Seriously, they said so. They also explained the lack of response to the initial messages: “We cannot accept such serious information when it is not clear who sends it.”

Come on! About passwords: it is clear that the requirements for such a service are very minimal, and it is quite easy to pick up many of them (more than 800,000 users were affected, if we take it into account). The problem is not even in the leakage of personal data (the database was open for a long time and anyone could download it), the problem was not the most adequate reaction of the vendor. Well, and a note for the future: even if the contractor is to blame for the leak, the customer will still suffer damage. Alas.

What to do?

So, about the risk assessment. In the case of teddy bears, only end users suffered, most of them, unfortunately, do not even know about the problem. The potential victims of Cloudflare are medium and large companies. So it turns out that businesses have to spend significant funds on the development of their own expertise, including in order to properly assess the risks of another threat .

If somewhere on the Internet something happened, you need to understand how this affects the risks of your business. On the example of Cloudflare, it is clear that the polar variants: “this does not concern us” and “aah, everything is lost, we all will die” are equally bad. Such estimates from the shoulder - rather the lot of the media and weekly digests . The only adequate analysis of the problem from this point of view is published here , and then, in my opinion, it is too alarmist. Considering that the Cloudflare service has led to a random leakage of any data that is at the time of the bug in the server’s memory, it can be argued that all the clients of this company are at risk. Who exactly is impossible to know, information from the search engines is worn out. At the same time, no one excludes the presence of leaks on the side of informal robots-assemblers, who do not work not on search, but in general with not very clear goals. The chances that the bad guys have the data are there, but it is impossible to verify.

And now what? Reset passwords to all users? Recall authorization tokens? The general conclusion is probably the following: no sharp movements should be made, but we must assume that the probability of a leak is different from zero, know the possible parameters of this leak and be prepared for the fact that the data can be used to attack. The story of Cloudflare - it’s not about real trouble, it’s more about how information security is no longer limited to patching up fresh holes. This is a tactic, and still need a strategy. You need to build protection based on the fact that your data are dumped somewhere in a heap in some backyard.
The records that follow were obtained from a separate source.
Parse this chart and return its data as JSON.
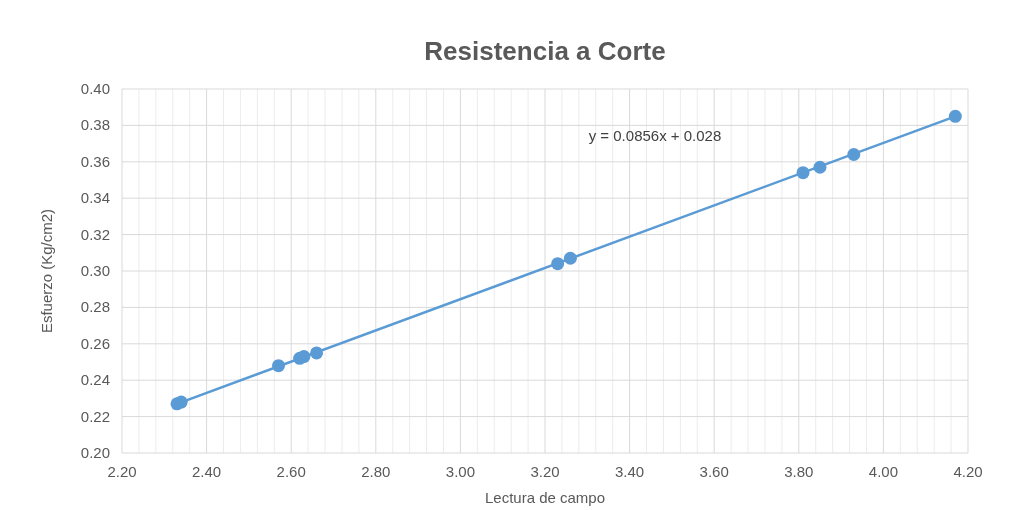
{
  "chart_data": {
    "type": "scatter",
    "title": "Resistencia a Corte",
    "xlabel": "Lectura de campo",
    "ylabel": "Esfuerzo (Kg/cm2)",
    "xlim": [
      2.2,
      4.2
    ],
    "ylim": [
      0.2,
      0.4
    ],
    "xticks": [
      {
        "value": 2.2,
        "label": "2.20"
      },
      {
        "value": 2.24,
        "label": null
      },
      {
        "value": 2.28,
        "label": null
      },
      {
        "value": 2.32,
        "label": null
      },
      {
        "value": 2.36,
        "label": null
      },
      {
        "value": 2.4,
        "label": "2.40"
      },
      {
        "value": 2.44,
        "label": null
      },
      {
        "value": 2.48,
        "label": null
      },
      {
        "value": 2.52,
        "label": null
      },
      {
        "value": 2.56,
        "label": null
      },
      {
        "value": 2.6,
        "label": "2.60"
      },
      {
        "value": 2.64,
        "label": null
      },
      {
        "value": 2.68,
        "label": null
      },
      {
        "value": 2.72,
        "label": null
      },
      {
        "value": 2.76,
        "label": null
      },
      {
        "value": 2.8,
        "label": "2.80"
      },
      {
        "value": 2.84,
        "label": null
      },
      {
        "value": 2.88,
        "label": null
      },
      {
        "value": 2.92,
        "label": null
      },
      {
        "value": 2.96,
        "label": null
      },
      {
        "value": 3.0,
        "label": "3.00"
      },
      {
        "value": 3.04,
        "label": null
      },
      {
        "value": 3.08,
        "label": null
      },
      {
        "value": 3.12,
        "label": null
      },
      {
        "value": 3.16,
        "label": null
      },
      {
        "value": 3.2,
        "label": "3.20"
      },
      {
        "value": 3.24,
        "label": null
      },
      {
        "value": 3.28,
        "label": null
      },
      {
        "value": 3.32,
        "label": null
      },
      {
        "value": 3.36,
        "label": null
      },
      {
        "value": 3.4,
        "label": "3.40"
      },
      {
        "value": 3.44,
        "label": null
      },
      {
        "value": 3.48,
        "label": null
      },
      {
        "value": 3.52,
        "label": null
      },
      {
        "value": 3.56,
        "label": null
      },
      {
        "value": 3.6,
        "label": "3.60"
      },
      {
        "value": 3.64,
        "label": null
      },
      {
        "value": 3.68,
        "label": null
      },
      {
        "value": 3.72,
        "label": null
      },
      {
        "value": 3.76,
        "label": null
      },
      {
        "value": 3.8,
        "label": "3.80"
      },
      {
        "value": 3.84,
        "label": null
      },
      {
        "value": 3.88,
        "label": null
      },
      {
        "value": 3.92,
        "label": null
      },
      {
        "value": 3.96,
        "label": null
      },
      {
        "value": 4.0,
        "label": "4.00"
      },
      {
        "value": 4.04,
        "label": null
      },
      {
        "value": 4.08,
        "label": null
      },
      {
        "value": 4.12,
        "label": null
      },
      {
        "value": 4.16,
        "label": null
      },
      {
        "value": 4.2,
        "label": "4.20"
      }
    ],
    "yticks": [
      {
        "value": 0.2,
        "label": "0.20"
      },
      {
        "value": 0.22,
        "label": "0.22"
      },
      {
        "value": 0.24,
        "label": "0.24"
      },
      {
        "value": 0.26,
        "label": "0.26"
      },
      {
        "value": 0.28,
        "label": "0.28"
      },
      {
        "value": 0.3,
        "label": "0.30"
      },
      {
        "value": 0.32,
        "label": "0.32"
      },
      {
        "value": 0.34,
        "label": "0.34"
      },
      {
        "value": 0.36,
        "label": "0.36"
      },
      {
        "value": 0.38,
        "label": "0.38"
      },
      {
        "value": 0.4,
        "label": "0.40"
      }
    ],
    "grid": true,
    "annotations": [
      "y = 0.0856x + 0.028"
    ],
    "series": [
      {
        "marker": "circle",
        "color": "#5b9bd5",
        "x": [
          2.33,
          2.34,
          2.57,
          2.62,
          2.63,
          2.66,
          3.23,
          3.26,
          3.81,
          3.85,
          3.93,
          4.17
        ],
        "values": [
          0.227,
          0.228,
          0.248,
          0.252,
          0.253,
          0.255,
          0.304,
          0.307,
          0.354,
          0.357,
          0.364,
          0.385
        ]
      },
      {
        "type": "line",
        "marker": "none",
        "color": "#5b9bd5",
        "x": [
          2.33,
          4.17
        ],
        "values": [
          0.227,
          0.385
        ]
      }
    ]
  }
}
With bears easier. When buying a toy for a child, you need to understand that your messages are already being heard by someone else. This is not paranoia, this is reality. It is not enough to make a beautiful and smart toy, it is required to provide at least some evidence that you, as a vendor, have thought about the security of other people's data.

Slightly crazy about what is happening, the editorial board of the weekly digest goes on a short vacation. Do not switch, we will return.

Antiquities

"Socha-753"

Resident is a very dangerous virus, it typically infects .COM files when they are opened. When launching files (except ME $ .OVL and NCMAIN.EXE), the command line is added to the file C: \ M_EDIT \ ME $ .OVL. It is propagated if the system timer indicates 1981. Intercepts int 21h, contains the strings: “Socha”, “C: \ m_edit \ me $ .ovl”, “comCOM”.

Quote from the book "Computer viruses in MS-DOS" Eugene Kaspersky. 1992 Page 83.

Disclaimer: This column reflects only the personal opinion of its author. It may coincide with the position of Kaspersky Lab, or it may not coincide. Then how lucky.